Поднялся из-за стола, подтянутый, стройный, напоминавший своим видом поджарую борзую, начал размеренно вышагивать по кабинету.
– Некоему предпринимателю, крупному, но не самого первого ряда, каким-то фокусом удалось заполучить господряд на приспособление интересной оборонной технологии к нуждам гражданского сектора. Конечных изделий он делать не будет. Но его агрегаты ждут на многих заводах, чтобы выпускать новую продукцию для рынка. Кое-где даже оснастку готовят. А сам бизнесмен уже построил цех под этот заказ. Сейчас его оснащает.

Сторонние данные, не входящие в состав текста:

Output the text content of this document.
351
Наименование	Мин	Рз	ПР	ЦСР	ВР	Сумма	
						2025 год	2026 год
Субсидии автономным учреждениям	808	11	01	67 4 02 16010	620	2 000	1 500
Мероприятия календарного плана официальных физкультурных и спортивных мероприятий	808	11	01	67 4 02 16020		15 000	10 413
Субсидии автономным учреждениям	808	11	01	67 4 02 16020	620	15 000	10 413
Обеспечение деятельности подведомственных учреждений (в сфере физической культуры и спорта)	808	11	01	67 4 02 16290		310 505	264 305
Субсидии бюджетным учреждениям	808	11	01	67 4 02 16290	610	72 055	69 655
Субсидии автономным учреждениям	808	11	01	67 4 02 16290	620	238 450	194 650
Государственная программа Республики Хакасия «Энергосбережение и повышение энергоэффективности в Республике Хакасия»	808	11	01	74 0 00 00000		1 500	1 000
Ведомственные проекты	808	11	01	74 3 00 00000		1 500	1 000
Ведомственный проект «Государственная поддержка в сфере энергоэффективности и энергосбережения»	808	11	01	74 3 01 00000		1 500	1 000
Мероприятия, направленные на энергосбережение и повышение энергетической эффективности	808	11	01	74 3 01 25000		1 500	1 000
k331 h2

Продолжая расхаживать по кабинету, как бы раздумывая вслух, с эпическим выражением лица сказал:
– За точностью слов всегда стоит точность мысли, великие умы обсуждают концепции, а средним умам интереснее события… Я подхожу к главному. Досадно, что новое производство очень энергоёмкое, нужен газ: малая металлургия. Дело непустяшное, уже запроектирован отвод высокого давления от магистрального газопровода. Небольшой, километров 20-30. Ведут его эти, мать их, прагматики обогащения напрямую, как нас когда-то учили, с гегельянским пренебрежением к природе, экономя деньги, время. А этот отвод… – теперь, Валентин Николаевич, слушай особенно внимательно, – надвое рассекает какое-то село Горюхино. Но у газовиков своя система норм, запретов, предписаний плюс зона отчуждения. В общем, полоса получается широкая, придётся наущербить, частные дома сносить. А по закону за земли, изъятые для госнужд, надо платить, и это уже твоя епархия, ибо завод в нашем округе. Они со дня на день к тебе нагрянут. Под разрешением и твоя подпись должна стоять – сколько платить, когда?

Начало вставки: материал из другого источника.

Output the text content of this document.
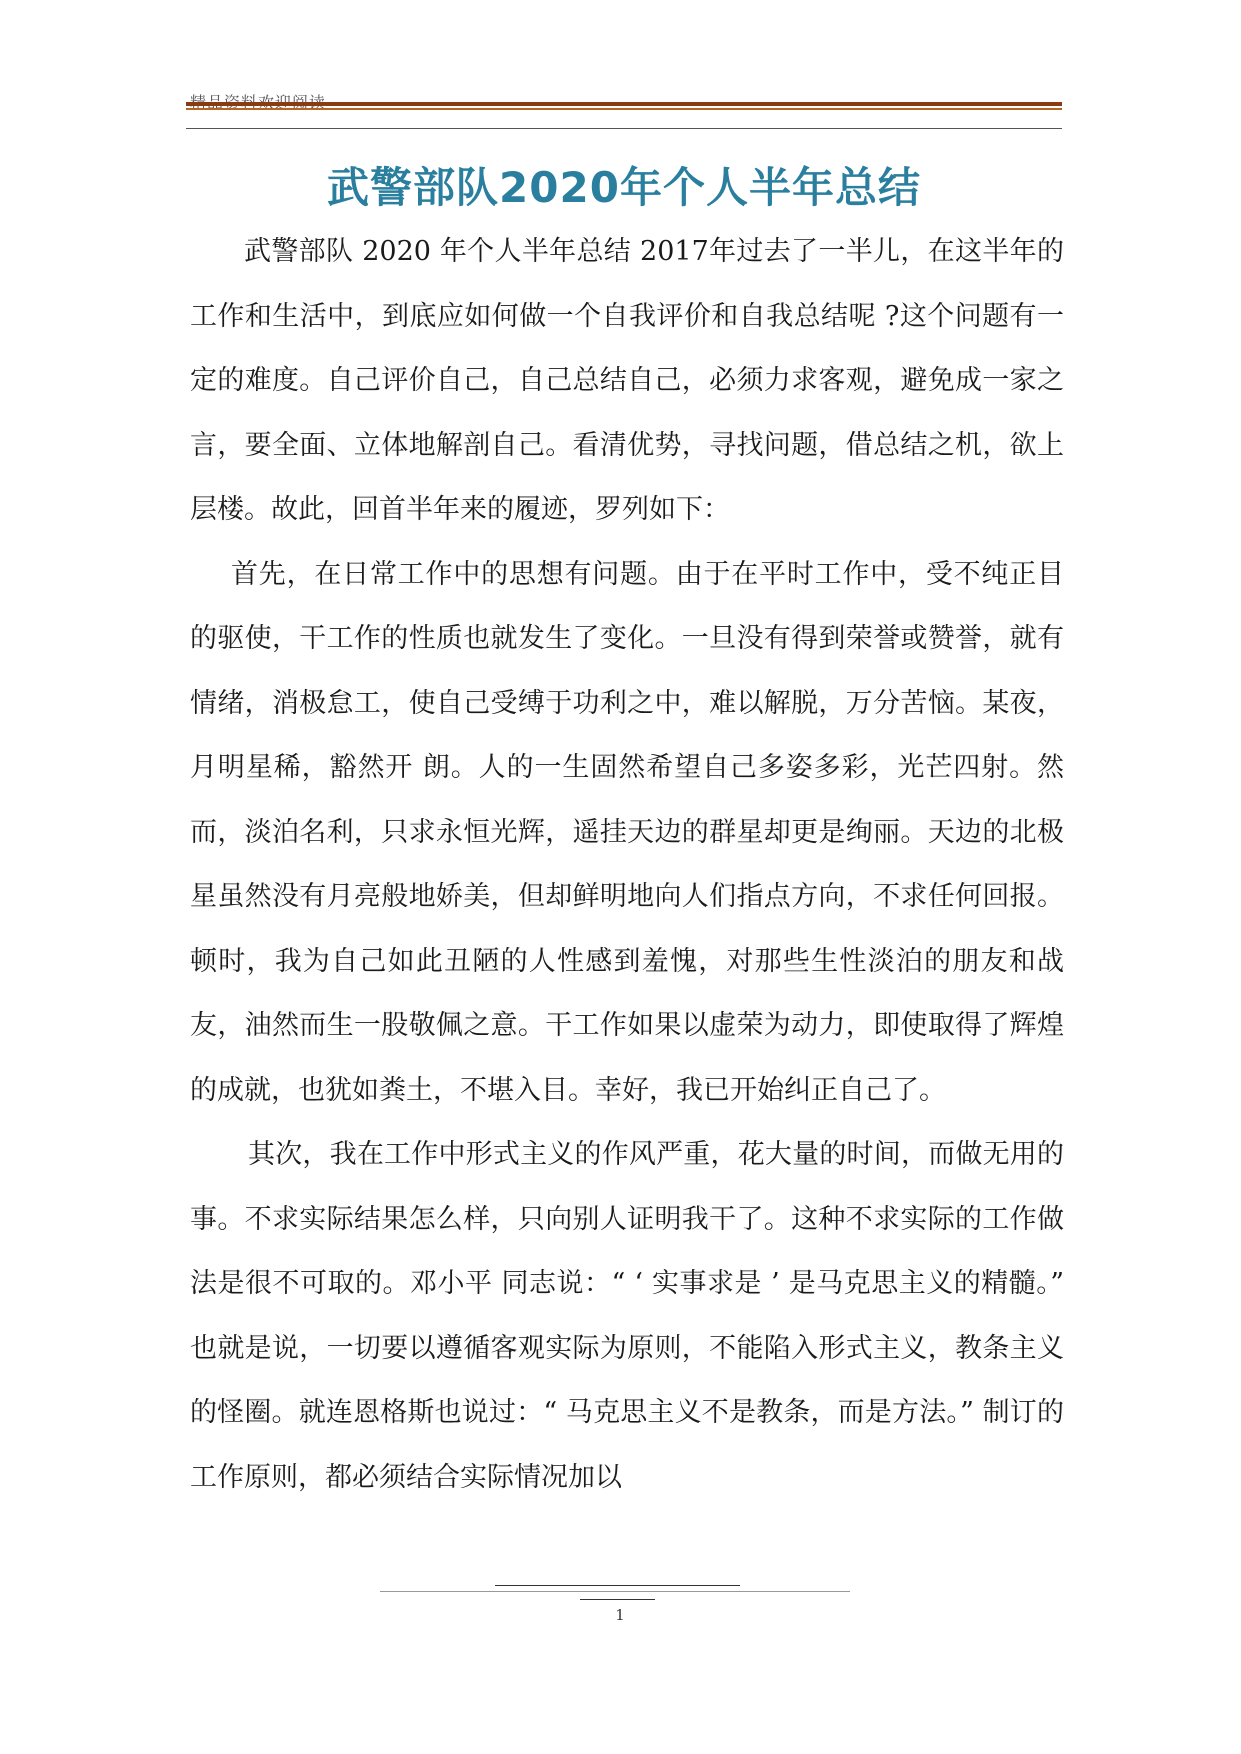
武警部队2020年个人半年总结

武警部队 2020 年个人半年总结 2017年过去了一半儿，在这半年的工作和生活中，到底应如何做一个自我评价和自我总结呢 ?这个问题有一定的难度。自己评价自己，自己总结自己，必须力求客观，避免成一家之言，要全面、立体地解剖自己。看清优势，寻找问题，借总结之机，欲上层楼。故此，回首半年来的履迹，罗列如下：

首先，在日常工作中的思想有问题。由于在平时工作中，受不纯正目的驱使，干工作的性质也就发生了变化。一旦没有得到荣誉或赞誉，就有情绪，消极怠工，使自己受缚于功利之中，难以解脱，万分苦恼。某夜，月明星稀，豁然开 朗。人的一生固然希望自己多姿多彩，光芒四射。然而，淡泊名利，只求永恒光辉，遥挂天边的群星却更是绚丽。天边的北极星虽然没有月亮般地娇美，但却鲜明地向人们指点方向，不求任何回报。顿时，我为自己如此丑陋的人性感到羞愧，对那些生性淡泊的朋友和战友，油然而生一股敬佩之意。干工作如果以虚荣为动力，即使取得了辉煌的成就，也犹如粪土，不堪入目。幸好，我已开始纠正自己了。

其次，我在工作中形式主义的作风严重，花大量的时间，而做无用的事。不求实际结果怎么样，只向别人证明我干了。这种不求实际的工作做法是很不可取的。邓小平 同志说：“ ‘ 实事求是 ’ 是马克思主义的精髓。” 也就是说，一切要以遵循客观实际为原则，不能陷入形式主义，教条主义的怪圈。就连恩格斯也说过：“ 马克思主义不是教条，而是方法。” 制订的工作原则，都必须结合实际情况加以

1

Слушая это долгое повествование, Суховей лихорадочно думал о предназначенной ему роли. Хитро! В огромном механизме переустройства целой отрасли нашли ма-аленькую и вроде побочную болевую точку, которую лечить придётся ему, Суховею. Но что значит – лечить? Ускорить решение вопроса?.. Нет, не для того по наводке Винтропа его срочно перебросили в Москву, чтобы он способствовал прогрессу российской экономики. Змея меняет кожу, но не повадки. И в данном случае «кожа» – это Немченков. А если не ускорить, – значит, затормозить, попридержать за фалды. Тошнилово! Однако же с политическим нервом задачка. И только подумал, Георгий Алексеевич иносказательно объяснил:
– Но ты же знаешь, выплаты из казны идут со скрипом, надо в деталях разбираться, бумагобесия много, статистика гримасничает, без мороки рубля не высочишь. Одно слово – бюрократический клоповник.
– Я немею пред законом, – вставил Суховей, надеясь сбить его с мысли.

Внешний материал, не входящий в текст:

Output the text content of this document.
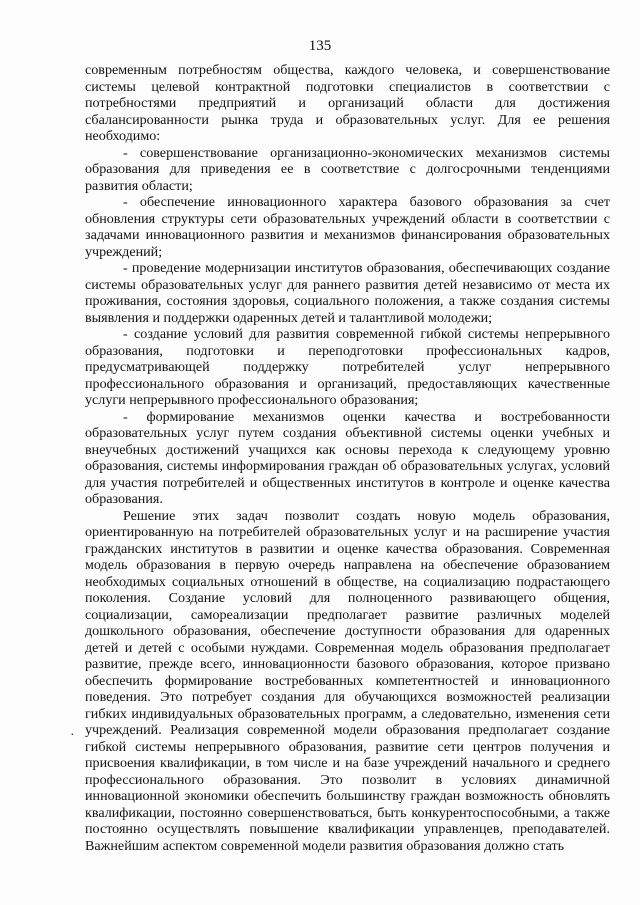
135
·

современным потребностям общества, каждого человека, и совершенствование системы целевой контрактной подготовки специалистов в соответствии с потребностями предприятий и организаций области для достижения сбалансированности рынка труда и образовательных услуг. Для ее решения необходимо:

- совершенствование организационно-экономических механизмов системы образования для приведения ее в соответствие с долгосрочными тенденциями развития области;

- обеспечение инновационного характера базового образования за счет обновления структуры сети образовательных учреждений области в соответствии с задачами инновационного развития и механизмов финансирования образовательных учреждений;

- проведение модернизации институтов образования, обеспечивающих создание системы образовательных услуг для раннего развития детей независимо от места их проживания, состояния здоровья, социального положения, а также создания системы выявления и поддержки одаренных детей и талантливой молодежи;

- создание условий для развития современной гибкой системы непрерывного образования, подготовки и переподготовки профессиональных кадров, предусматривающей поддержку потребителей услуг непрерывного профессионального образования и организаций, предоставляющих качественные услуги непрерывного профессионального образования;

- формирование механизмов оценки качества и востребованности образовательных услуг путем создания объективной системы оценки учебных и внеучебных достижений учащихся как основы перехода к следующему уровню образования, системы информирования граждан об образовательных услугах, условий для участия потребителей и общественных институтов в контроле и оценке качества образования.

Решение этих задач позволит создать новую модель образования, ориентированную на потребителей образовательных услуг и на расширение участия гражданских институтов в развитии и оценке качества образования. Современная модель образования в первую очередь направлена на обеспечение образованием необходимых социальных отношений в обществе, на социализацию подрастающего поколения. Создание условий для полноценного развивающего общения, социализации, самореализации предполагает развитие различных моделей дошкольного образования, обеспечение доступности образования для одаренных детей и детей с особыми нуждами. Современная модель образования предполагает развитие, прежде всего, инновационности базового образования, которое призвано обеспечить формирование востребованных компетентностей и инновационного поведения. Это потребует создания для обучающихся возможностей реализации гибких индивидуальных образовательных программ, а следовательно, изменения сети учреждений. Реализация современной модели образования предполагает создание гибкой системы непрерывного образования, развитие сети центров получения и присвоения квалификации, в том числе и на базе учреждений начального и среднего профессионального образования. Это позволит в условиях динамичной инновационной экономики обеспечить большинству граждан возможность обновлять квалификации, постоянно совершенствоваться, быть конкурентоспособными, а также постоянно осуществлять повышение квалификации управленцев, преподавателей. Важнейшим аспектом современной модели развития образования должно стать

Немченков от неожиданности остановился, непонимающе глядя на Валентина, но уловил шутку, криворото улыбнулся. Однако от своего не отступил, видимо, разговор с Суховеем был тщательно продуман. И про великие умы, обсуждающие концепции, он тоже неспроста. Речь идёт о крупном замысле, очень крупном. Даёт понять, что вопрос особой важности, концептуальный. Да-а, системный дядя, даже масштабный, из смыслоносителей и, похоже, с политическим опытом, как говорил Сокуров, из «возвышенных людей». Но отстранённая оценка тут же сменилась профессиональной злостью к идейному врагу: оголтелый, токсичный продажник, как у Юнны Мориц, гибрид фраера с фюрером. Надо выяснить биографию.